Jakarta: Sistem presidensial disebut sudah mendarah daging dalam pemerintahan Indonesia. Fakta sejarah itu bisa dilacak dari berbagai tulisan Sukarno di era 1930’an, naskah Pancasila 1 Juni dan penyusunan UUD 1945.
Sejarawan Anhar Gonggong mengungkapkan perjuangan Sukarno melawan paham demokrasi liberal yang dibawa kolonial.
“UUD 1945 sebenarnya, sejak awal sudah presidensialisme. Sukarno itu, termasuk Hatta orang yang sangat alergi dengan sistem liberal. Keduanya menganggap sistem liberal bisa diatasi dengan presidensial,” kata Anhar Gonggong dalam webinar ‘Presidensial vs Parlementer’ yang digelar PSI, Rabu, 21 April 2021.

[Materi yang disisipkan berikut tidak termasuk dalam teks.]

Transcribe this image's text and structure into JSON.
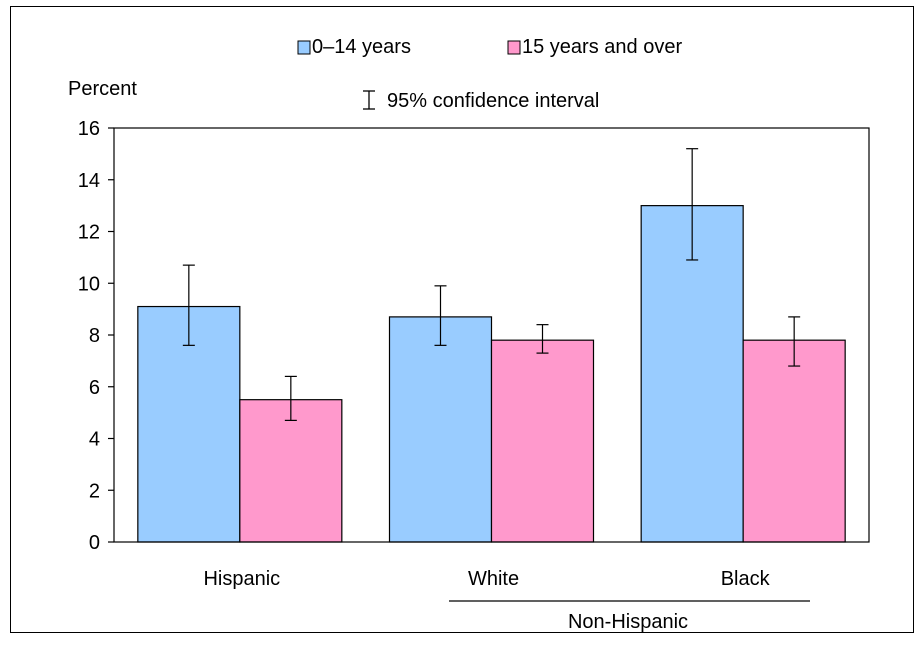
{
  "chart_data": {
    "type": "bar",
    "categories": [
      "Hispanic",
      "White",
      "Black"
    ],
    "group_label": "Non-Hispanic",
    "ylabel": "Percent",
    "ylim": [
      0,
      16
    ],
    "yticks": [
      0,
      2,
      4,
      6,
      8,
      10,
      12,
      14,
      16
    ],
    "grid": false,
    "legend_position": "top",
    "error_bar_label": "95% confidence interval",
    "series": [
      {
        "name": "0–14 years",
        "color": "#99ccff",
        "values": [
          9.1,
          8.7,
          13.0
        ],
        "ci_low": [
          7.6,
          7.6,
          10.9
        ],
        "ci_high": [
          10.7,
          9.9,
          15.2
        ]
      },
      {
        "name": "15 years and over",
        "color": "#ff99cc",
        "values": [
          5.5,
          7.8,
          7.8
        ],
        "ci_low": [
          4.7,
          7.3,
          6.8
        ],
        "ci_high": [
          6.4,
          8.4,
          8.7
        ]
      }
    ]
  }
}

Dia mengungkapkan, Sukarno sudah menulis anti-liberalisme sejak 1930’an dan diulang dalam Pancasila 1 Juni. “Dalam kutipannya, Dia (Sukarno) menyebut, nanti kalau kita merdeka jangan pilih demokrasi liberal, karena hanya mementingkan demokrasi politik dan mengabaikan demokrasi ekonomi,” ujarnya.
Meski demikian, menurut Anhar, terjadi dinamika hebat di masa awal kemerdekaan. Perubahan sistem pemerintahan Indonesia dari presidensialisme menjadi parlementarisme tak terelakkan, karena pemerintah Belanda masih berupaya menanamkan pengaruhnya di Indonesia.
“Celakanya, ketika kita menghadapi imperialis Belanda, terjadi perubahan dari presidensial ke parlementer, akhirnya Sutan Sjahrir jadi Perdana Menteri,” ujar peraih master di Universitas Leiden, Belanda.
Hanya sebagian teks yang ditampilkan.